Les secrets vont en ${creds.x} (résolus depuis settings.local.yml, hors de Git),
jamais en clair. Voir Identifiants.
Tester fait un contrôle d’accessibilité TCP : le host:port répond-il ? Il ne
valide ni les identifiants ni le schéma, seulement que la machine est atteignable.

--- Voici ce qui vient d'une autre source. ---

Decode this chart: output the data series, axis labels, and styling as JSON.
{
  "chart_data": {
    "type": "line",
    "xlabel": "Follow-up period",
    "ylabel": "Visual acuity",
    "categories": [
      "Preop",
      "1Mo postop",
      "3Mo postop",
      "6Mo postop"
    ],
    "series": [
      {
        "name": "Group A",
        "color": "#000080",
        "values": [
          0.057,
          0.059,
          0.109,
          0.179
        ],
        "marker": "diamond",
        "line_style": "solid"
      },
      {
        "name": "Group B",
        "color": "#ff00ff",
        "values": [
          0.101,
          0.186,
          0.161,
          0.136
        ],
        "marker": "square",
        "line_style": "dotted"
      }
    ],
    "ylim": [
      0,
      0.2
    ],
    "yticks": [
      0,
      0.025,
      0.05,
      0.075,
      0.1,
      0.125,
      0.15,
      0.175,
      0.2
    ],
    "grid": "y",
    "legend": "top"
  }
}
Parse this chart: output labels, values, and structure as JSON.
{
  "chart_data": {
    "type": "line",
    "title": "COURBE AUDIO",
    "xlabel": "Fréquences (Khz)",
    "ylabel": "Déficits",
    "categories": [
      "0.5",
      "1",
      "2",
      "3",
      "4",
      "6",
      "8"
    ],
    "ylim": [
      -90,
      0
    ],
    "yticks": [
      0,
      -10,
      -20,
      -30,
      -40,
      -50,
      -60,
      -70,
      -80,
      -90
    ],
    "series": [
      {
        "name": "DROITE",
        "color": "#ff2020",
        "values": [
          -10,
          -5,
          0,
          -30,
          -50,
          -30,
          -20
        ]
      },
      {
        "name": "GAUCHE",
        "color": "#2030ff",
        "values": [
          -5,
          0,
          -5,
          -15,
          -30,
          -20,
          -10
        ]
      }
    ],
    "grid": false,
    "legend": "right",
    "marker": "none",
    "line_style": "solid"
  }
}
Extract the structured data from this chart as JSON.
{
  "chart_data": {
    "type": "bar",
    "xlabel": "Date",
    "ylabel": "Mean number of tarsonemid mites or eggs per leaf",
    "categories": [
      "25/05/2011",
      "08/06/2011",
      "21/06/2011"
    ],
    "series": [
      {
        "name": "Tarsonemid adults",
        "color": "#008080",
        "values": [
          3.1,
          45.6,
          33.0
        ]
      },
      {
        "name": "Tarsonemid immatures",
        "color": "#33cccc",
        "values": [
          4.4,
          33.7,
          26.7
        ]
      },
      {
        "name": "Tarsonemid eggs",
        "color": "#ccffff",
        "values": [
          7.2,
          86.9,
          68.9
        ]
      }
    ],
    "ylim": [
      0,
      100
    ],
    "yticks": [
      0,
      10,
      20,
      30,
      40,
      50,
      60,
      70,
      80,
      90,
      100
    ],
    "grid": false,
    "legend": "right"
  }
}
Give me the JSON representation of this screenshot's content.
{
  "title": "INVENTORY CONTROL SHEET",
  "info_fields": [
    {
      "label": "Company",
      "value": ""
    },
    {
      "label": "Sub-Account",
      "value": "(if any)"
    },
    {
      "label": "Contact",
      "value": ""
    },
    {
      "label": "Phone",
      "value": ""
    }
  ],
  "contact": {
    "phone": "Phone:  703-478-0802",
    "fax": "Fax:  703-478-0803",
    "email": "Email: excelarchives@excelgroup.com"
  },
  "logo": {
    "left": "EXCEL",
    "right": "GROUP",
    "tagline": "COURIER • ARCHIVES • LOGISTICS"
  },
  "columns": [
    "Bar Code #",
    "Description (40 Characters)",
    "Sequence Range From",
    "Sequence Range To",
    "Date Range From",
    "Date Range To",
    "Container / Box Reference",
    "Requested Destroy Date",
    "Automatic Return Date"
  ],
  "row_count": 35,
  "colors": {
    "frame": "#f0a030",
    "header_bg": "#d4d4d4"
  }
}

Pointer un micro vers une connexion
Section intitulée « Pointer un micro vers une connexion »Dans l’éditeur d’un micro, le sélecteur de base de données (dans la configuration de
démarrage) permet de choisir une connexion du catalogue. En la sélectionnant, son
host:port remplace celui de l’URL que le micro déclare déjà. Voir Pointer vers une autre
BDD.
Supprimer une connexion
Section intitulée « Supprimer une connexion »Supprimer une connexion détache les micros qui l’avaient sélectionnée : ils reviennent à leur base de données par défaut (l’URL locale que le micro déclare) et Aseptic indique lesquels. Ainsi aucune sélection ne reste à pointer vers une connexion qui n’existe plus.

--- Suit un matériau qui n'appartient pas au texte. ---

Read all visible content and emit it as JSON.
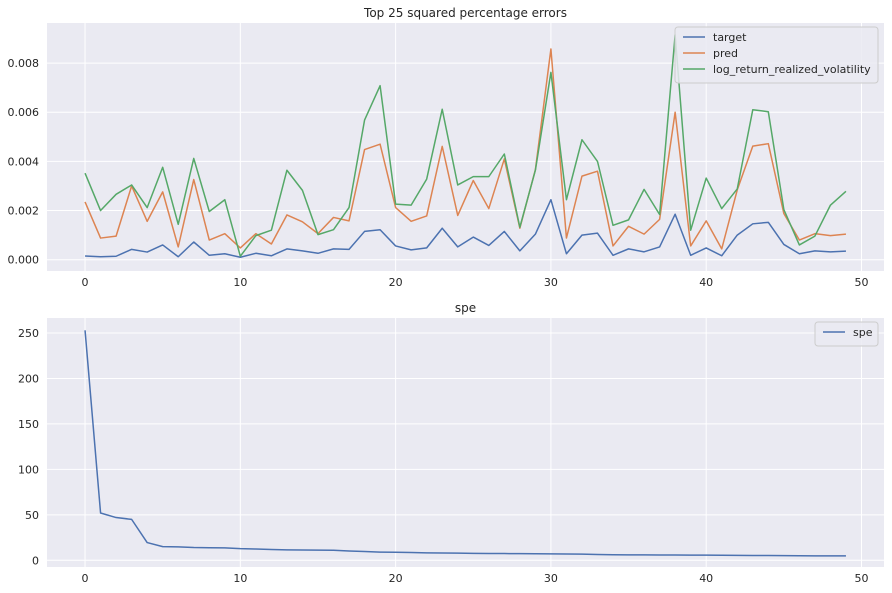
{
  "chart_data": [
    {
      "type": "line",
      "title": "Top 25 squared percentage errors",
      "xlabel": "",
      "ylabel": "",
      "xlim": [
        -2.45,
        51.45
      ],
      "ylim": [
        -0.00046,
        0.00963
      ],
      "xticks": [
        0,
        10,
        20,
        30,
        40,
        50
      ],
      "yticks": [
        0.0,
        0.002,
        0.004,
        0.006,
        0.008
      ],
      "ytick_labels": [
        "0.000",
        "0.002",
        "0.004",
        "0.006",
        "0.008"
      ],
      "grid": true,
      "legend": "top-right",
      "x": [
        0,
        1,
        2,
        3,
        4,
        5,
        6,
        7,
        8,
        9,
        10,
        11,
        12,
        13,
        14,
        15,
        16,
        17,
        18,
        19,
        20,
        21,
        22,
        23,
        24,
        25,
        26,
        27,
        28,
        29,
        30,
        31,
        32,
        33,
        34,
        35,
        36,
        37,
        38,
        39,
        40,
        41,
        42,
        43,
        44,
        45,
        46,
        47,
        48,
        49
      ],
      "series": [
        {
          "name": "target",
          "color": "#4c72b0",
          "values": [
            0.00015,
            0.00012,
            0.00014,
            0.00042,
            0.00031,
            0.0006,
            0.00012,
            0.00072,
            0.00018,
            0.00024,
            0.0001,
            0.00026,
            0.00016,
            0.00044,
            0.00036,
            0.00026,
            0.00044,
            0.00042,
            0.00115,
            0.00122,
            0.00056,
            0.0004,
            0.00048,
            0.00128,
            0.00052,
            0.00092,
            0.00058,
            0.00115,
            0.00036,
            0.00104,
            0.00244,
            0.00024,
            0.001,
            0.00108,
            0.00018,
            0.00044,
            0.00032,
            0.00052,
            0.00185,
            0.00018,
            0.00048,
            0.00016,
            0.001,
            0.00146,
            0.00152,
            0.00062,
            0.00024,
            0.00036,
            0.00032,
            0.00035
          ]
        },
        {
          "name": "pred",
          "color": "#dd8452",
          "values": [
            0.00235,
            0.00088,
            0.00096,
            0.003,
            0.00156,
            0.00276,
            0.00052,
            0.00326,
            0.0008,
            0.00106,
            0.00048,
            0.00106,
            0.00064,
            0.00182,
            0.00154,
            0.00106,
            0.00172,
            0.00158,
            0.00448,
            0.0047,
            0.00212,
            0.00156,
            0.00178,
            0.00461,
            0.0018,
            0.00322,
            0.00208,
            0.0041,
            0.00128,
            0.00366,
            0.00857,
            0.00088,
            0.0034,
            0.0036,
            0.00056,
            0.00136,
            0.00104,
            0.00164,
            0.006,
            0.00056,
            0.00158,
            0.00044,
            0.00284,
            0.00462,
            0.00472,
            0.00188,
            0.0008,
            0.00106,
            0.00098,
            0.00104
          ]
        },
        {
          "name": "log_return_realized_volatility",
          "color": "#55a868",
          "values": [
            0.00352,
            0.002,
            0.00266,
            0.00304,
            0.00212,
            0.00376,
            0.00144,
            0.00412,
            0.00196,
            0.00244,
            0.00014,
            0.00098,
            0.0012,
            0.00364,
            0.00282,
            0.00102,
            0.00122,
            0.00212,
            0.00568,
            0.00708,
            0.00226,
            0.00222,
            0.00328,
            0.00612,
            0.00304,
            0.00338,
            0.00338,
            0.0043,
            0.00132,
            0.00364,
            0.00762,
            0.00244,
            0.00488,
            0.004,
            0.0014,
            0.00162,
            0.00286,
            0.00184,
            0.00915,
            0.0012,
            0.00332,
            0.00208,
            0.00288,
            0.0061,
            0.00602,
            0.00204,
            0.0006,
            0.00096,
            0.00222,
            0.00278
          ]
        }
      ]
    },
    {
      "type": "line",
      "title": "spe",
      "xlabel": "",
      "ylabel": "",
      "xlim": [
        -2.45,
        51.45
      ],
      "ylim": [
        -7.4,
        266.5
      ],
      "xticks": [
        0,
        10,
        20,
        30,
        40,
        50
      ],
      "yticks": [
        0,
        50,
        100,
        150,
        200,
        250
      ],
      "ytick_labels": [
        "0",
        "50",
        "100",
        "150",
        "200",
        "250"
      ],
      "grid": true,
      "legend": "top-right",
      "x": [
        0,
        1,
        2,
        3,
        4,
        5,
        6,
        7,
        8,
        9,
        10,
        11,
        12,
        13,
        14,
        15,
        16,
        17,
        18,
        19,
        20,
        21,
        22,
        23,
        24,
        25,
        26,
        27,
        28,
        29,
        30,
        31,
        32,
        33,
        34,
        35,
        36,
        37,
        38,
        39,
        40,
        41,
        42,
        43,
        44,
        45,
        46,
        47,
        48,
        49
      ],
      "series": [
        {
          "name": "spe",
          "color": "#4c72b0",
          "values": [
            253,
            52,
            47,
            45,
            19.5,
            15,
            14.8,
            14,
            13.8,
            13.6,
            12.8,
            12.4,
            11.8,
            11.4,
            11.3,
            11.2,
            11,
            10.2,
            9.6,
            9,
            8.8,
            8.6,
            8.2,
            8,
            7.8,
            7.6,
            7.5,
            7.4,
            7.3,
            7.2,
            7,
            6.9,
            6.7,
            6.3,
            6.1,
            6,
            5.9,
            5.8,
            5.8,
            5.7,
            5.6,
            5.5,
            5.4,
            5.3,
            5.2,
            5.1,
            5,
            4.9,
            4.9,
            4.8
          ]
        }
      ]
    }
  ]
}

Si une référence vers une connexion absente apparaît malgré tout — par exemple en important un paquet d’une autre machine —, Aseptic ne démarre pas ce micro : le démarrer le mettrait dans sa base de données locale, qui n’est pas celle qui a été choisie. La Vérification de l’environnement le marque comme un échec, et le sélecteur du micro l’affiche comme connexion introuvable.
Depuis le CLI
Section intitulée « Depuis le CLI »aseptic db list, db save, db delete, db test <hôte> <port>. Le catalogue vit dans
.aseptic/databases.yml (versionnable).